In einem kleinen österreichischen Bundesland könnten schon sehr bald Konservative und Rechtspopulisten zusammen regieren. Ein Vorzeichen auch für anstehende Verhandlungen um die Bundesregierung in Wien?

Digital Desk: Michael Maier (mic)

Österreich ist eine kleine Welt, in der die große ihre Probe hält“ – hat das Sprichwort von Friedrich Hebbel noch seine Geltung?

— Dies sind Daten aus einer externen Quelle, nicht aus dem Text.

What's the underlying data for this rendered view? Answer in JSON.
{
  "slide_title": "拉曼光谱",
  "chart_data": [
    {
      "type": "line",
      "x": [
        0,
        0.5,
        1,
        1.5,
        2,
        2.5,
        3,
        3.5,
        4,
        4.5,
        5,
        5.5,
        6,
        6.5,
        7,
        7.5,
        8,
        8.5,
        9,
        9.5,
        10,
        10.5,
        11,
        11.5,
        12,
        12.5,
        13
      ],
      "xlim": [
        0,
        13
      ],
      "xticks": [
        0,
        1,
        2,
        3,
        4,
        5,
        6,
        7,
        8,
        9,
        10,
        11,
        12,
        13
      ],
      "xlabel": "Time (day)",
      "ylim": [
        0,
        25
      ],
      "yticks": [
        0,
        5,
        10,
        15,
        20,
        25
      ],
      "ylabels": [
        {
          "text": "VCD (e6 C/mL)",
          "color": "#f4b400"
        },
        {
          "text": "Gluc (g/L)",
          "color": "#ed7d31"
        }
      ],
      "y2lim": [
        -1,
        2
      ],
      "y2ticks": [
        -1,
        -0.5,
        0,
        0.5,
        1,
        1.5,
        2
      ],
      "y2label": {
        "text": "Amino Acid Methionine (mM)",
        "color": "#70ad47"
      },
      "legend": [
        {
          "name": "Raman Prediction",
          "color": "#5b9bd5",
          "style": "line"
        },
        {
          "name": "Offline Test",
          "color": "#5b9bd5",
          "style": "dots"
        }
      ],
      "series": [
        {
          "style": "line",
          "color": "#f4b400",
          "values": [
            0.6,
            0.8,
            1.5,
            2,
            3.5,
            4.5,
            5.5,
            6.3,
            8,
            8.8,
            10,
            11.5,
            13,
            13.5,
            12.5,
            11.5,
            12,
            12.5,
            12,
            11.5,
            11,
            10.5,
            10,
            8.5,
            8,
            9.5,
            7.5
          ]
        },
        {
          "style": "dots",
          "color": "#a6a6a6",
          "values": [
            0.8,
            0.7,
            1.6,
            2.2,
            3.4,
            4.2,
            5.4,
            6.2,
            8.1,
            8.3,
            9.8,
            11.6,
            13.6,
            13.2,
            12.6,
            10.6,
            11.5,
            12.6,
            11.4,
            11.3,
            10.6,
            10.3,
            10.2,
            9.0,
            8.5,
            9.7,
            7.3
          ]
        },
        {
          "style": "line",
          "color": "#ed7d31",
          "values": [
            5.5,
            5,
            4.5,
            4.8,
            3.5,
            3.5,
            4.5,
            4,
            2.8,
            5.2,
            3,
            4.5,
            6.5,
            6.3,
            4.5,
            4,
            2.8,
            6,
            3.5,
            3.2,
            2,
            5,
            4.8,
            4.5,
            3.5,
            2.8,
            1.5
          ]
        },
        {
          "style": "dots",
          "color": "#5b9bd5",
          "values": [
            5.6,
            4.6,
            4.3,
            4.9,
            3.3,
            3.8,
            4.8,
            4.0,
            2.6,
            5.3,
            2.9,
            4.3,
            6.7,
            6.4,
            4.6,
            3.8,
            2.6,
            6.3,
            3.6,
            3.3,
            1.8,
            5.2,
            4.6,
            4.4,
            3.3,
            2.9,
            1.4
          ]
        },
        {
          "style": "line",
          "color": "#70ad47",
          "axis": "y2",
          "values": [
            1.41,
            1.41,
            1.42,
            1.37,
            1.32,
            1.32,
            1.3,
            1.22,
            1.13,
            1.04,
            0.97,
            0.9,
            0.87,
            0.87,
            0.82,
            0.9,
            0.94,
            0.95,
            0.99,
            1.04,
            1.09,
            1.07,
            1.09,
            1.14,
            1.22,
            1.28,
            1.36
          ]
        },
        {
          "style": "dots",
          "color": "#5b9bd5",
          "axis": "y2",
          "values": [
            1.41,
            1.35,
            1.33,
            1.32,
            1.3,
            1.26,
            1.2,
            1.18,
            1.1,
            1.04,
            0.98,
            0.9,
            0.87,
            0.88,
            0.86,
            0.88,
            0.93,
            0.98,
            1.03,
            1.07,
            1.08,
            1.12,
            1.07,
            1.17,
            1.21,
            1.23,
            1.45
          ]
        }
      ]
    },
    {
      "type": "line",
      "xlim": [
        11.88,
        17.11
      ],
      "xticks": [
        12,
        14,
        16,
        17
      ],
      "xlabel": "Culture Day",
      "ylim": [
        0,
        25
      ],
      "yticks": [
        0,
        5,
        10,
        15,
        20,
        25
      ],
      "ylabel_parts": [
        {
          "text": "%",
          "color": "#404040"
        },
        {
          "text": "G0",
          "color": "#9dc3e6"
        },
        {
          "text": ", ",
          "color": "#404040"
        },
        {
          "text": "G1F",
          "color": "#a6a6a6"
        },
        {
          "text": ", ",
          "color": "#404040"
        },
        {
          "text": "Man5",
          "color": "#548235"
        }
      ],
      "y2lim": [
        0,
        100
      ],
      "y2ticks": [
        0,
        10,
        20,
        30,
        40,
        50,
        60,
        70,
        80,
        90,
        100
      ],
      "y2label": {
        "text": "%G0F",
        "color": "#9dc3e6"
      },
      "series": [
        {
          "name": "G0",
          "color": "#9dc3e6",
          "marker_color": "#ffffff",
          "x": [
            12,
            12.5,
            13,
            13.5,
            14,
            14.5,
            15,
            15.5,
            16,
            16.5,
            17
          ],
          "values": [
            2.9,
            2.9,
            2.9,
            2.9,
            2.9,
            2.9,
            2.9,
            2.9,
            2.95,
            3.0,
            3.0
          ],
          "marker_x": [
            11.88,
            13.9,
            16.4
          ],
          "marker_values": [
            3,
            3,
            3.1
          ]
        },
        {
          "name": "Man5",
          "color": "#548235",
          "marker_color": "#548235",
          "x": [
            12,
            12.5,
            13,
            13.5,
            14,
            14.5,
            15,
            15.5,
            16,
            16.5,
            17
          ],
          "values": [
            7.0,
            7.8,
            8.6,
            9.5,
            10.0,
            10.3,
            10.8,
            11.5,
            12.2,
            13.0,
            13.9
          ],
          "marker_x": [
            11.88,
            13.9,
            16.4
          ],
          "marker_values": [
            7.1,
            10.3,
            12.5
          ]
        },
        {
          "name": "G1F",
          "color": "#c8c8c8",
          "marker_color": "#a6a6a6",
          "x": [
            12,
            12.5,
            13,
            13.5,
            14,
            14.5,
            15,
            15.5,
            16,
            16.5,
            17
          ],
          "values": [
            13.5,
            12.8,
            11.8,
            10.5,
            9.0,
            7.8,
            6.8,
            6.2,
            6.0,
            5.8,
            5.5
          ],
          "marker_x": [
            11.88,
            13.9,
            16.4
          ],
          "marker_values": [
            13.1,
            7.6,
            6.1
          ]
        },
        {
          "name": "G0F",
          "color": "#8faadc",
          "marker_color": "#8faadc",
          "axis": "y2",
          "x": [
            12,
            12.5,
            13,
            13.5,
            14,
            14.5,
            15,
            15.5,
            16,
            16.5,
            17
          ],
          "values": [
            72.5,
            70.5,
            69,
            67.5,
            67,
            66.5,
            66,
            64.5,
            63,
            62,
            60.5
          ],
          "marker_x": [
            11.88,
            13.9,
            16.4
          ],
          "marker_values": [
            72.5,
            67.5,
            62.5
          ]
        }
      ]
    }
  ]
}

Im kleinsten österreichischen Bundesland Vorarlberg haben jedenfalls die Gespräche zur Bildung einer neuen Landesregierung zwischen ÖVP und FPÖ begonnen.

 

Diese Entscheidung gaben Landeshauptmann Markus Wallner (ÖVP) und FPÖ-Landesparteiobmann Christof Bitschi nach einem intensiven zweistündigen Gespräch bekannt, während sich auf Bundesebene eher eine „Zuckerlkoalition“ abzeichnet. Beide Politiker zeigten sich zuversichtlich, inhaltlich auf einen gemeinsamen Nenner zu kommen.


Aus für Schwarz-Grün in Vorarlberg?

Für die bisherige schwarz-grüne Koalition gibt es nach der Landtagswahl wegen großer Stimmenverluste der Öko-Partei offenbar eine Absage. Die konservative ÖVP (38 Prozent) und die rechtspopulistische FPÖ (28 Prozent) haben potentiell eine klare Mehrheit.

Vorarlbergs Landeshauptmann Markus Wallner. Foto: ZGS/ÖVP Vorarlberg

„Vorarlberg Kodex“ für Migranten

Die Verhandlungen sollen zügig geführt werden, da die neue Landesregierung bereits am 6. November angelobt werden soll. Als erste Themenbereiche stehen Wirtschaft und Arbeitsmarkt auf der Agenda. Wallner und die FPÖ wollen mit dem „Vorarlberg Kodex“ auch die Integration von Flüchtlingen verbessern und dabei Sanktionen für Verweigerer einführen. Vorgesehen sind unter anderem Deutschkurse, gemeinnützige Arbeit und Wertekurse.

Personalfragen, wie die Anzahl der FPÖ-Sitze in der siebenköpfigen Landesregierung, sollen erst zum Schluss der Verhandlungen geklärt werden. Der Fokus liegt zunächst auf inhaltlichen Aspekten. Parallel zu den Koalitionsverhandlungen muss auch ein neues Budget erarbeitet werden.

Vorarlberg mit FPÖ-Tradition

Die Entscheidung für Gespräche mit der FPÖ bedeutet voraussichtlich das Ende der zehnjährigen schwarz-grünen Koalition in Vorarlberg. Wallner begründete diesen Schritt mit größerer inhaltlicher Nähe zur FPÖ in Bereichen wie Asyl, Sicherheit, Wirtschaft und Wohnen.

Eine schwarz-blaue Koalition wäre für Vorarlberg kein Novum. Die FPÖ war bereits von 1954 bis 2009 durchgehend an der Landesregierung beteiligt. Erst 2009 endete diese lange Tradition aufgrund einer als antisemitisch bewerteten Aussage des damaligen FPÖ-Landesstatthalters Dieter Egger. Auch in anderen österreichischen Bundesländern war oder ist die FPÖ schon an der Regierung beteiligt, in den meisten Fällen aber durch ein Proporzsystem, in dem die Landesräte (Minister) prozentual zwischen den Parteien aufgeteilt werden. Eine Ausnahme mit echter ÖVP-FPÖ-Koalition bildet Niederösterreich mit dem Kabinett Mikl-Leitner/Landbauer.

Landtagswahl 2024 in Vorarlberg – die Ergebnisse

  • ÖVP: 38,30 %
  • FPÖ: 28,00 %
  • GRÜNE: 12,43 %
  • SPÖ: 9,06 %
  • NEOS: 8,93 %
  • Sonstige: 3,27 %

ÖVP-FPÖ-Koalition für Österreich?

Anders als auf Bundesebene ist in Vorarlberg die FPÖ schwächer als die ÖVP und kann somit nicht den Regierungschef für sich beanspruchen. Da FPÖ-Mann Herbert Kickl Bundeskanzler werden will, tendiert die ÖVP mit Amtsinhaber Karl Nehammer im Bund laut Medienberichten zu einer „Zuckerlkoalition“ aus ÖVP, FPÖ und den Liberalen von NEOS. Sollte es so kommen, würde sich wohl die Tendenz bestätigen, dass Rechtspopulisten in deutschsprachigen Ländern konsequent von der Regierung ferngehalten werden – mit der winzig kleinen Ausnahme Vorarlberg.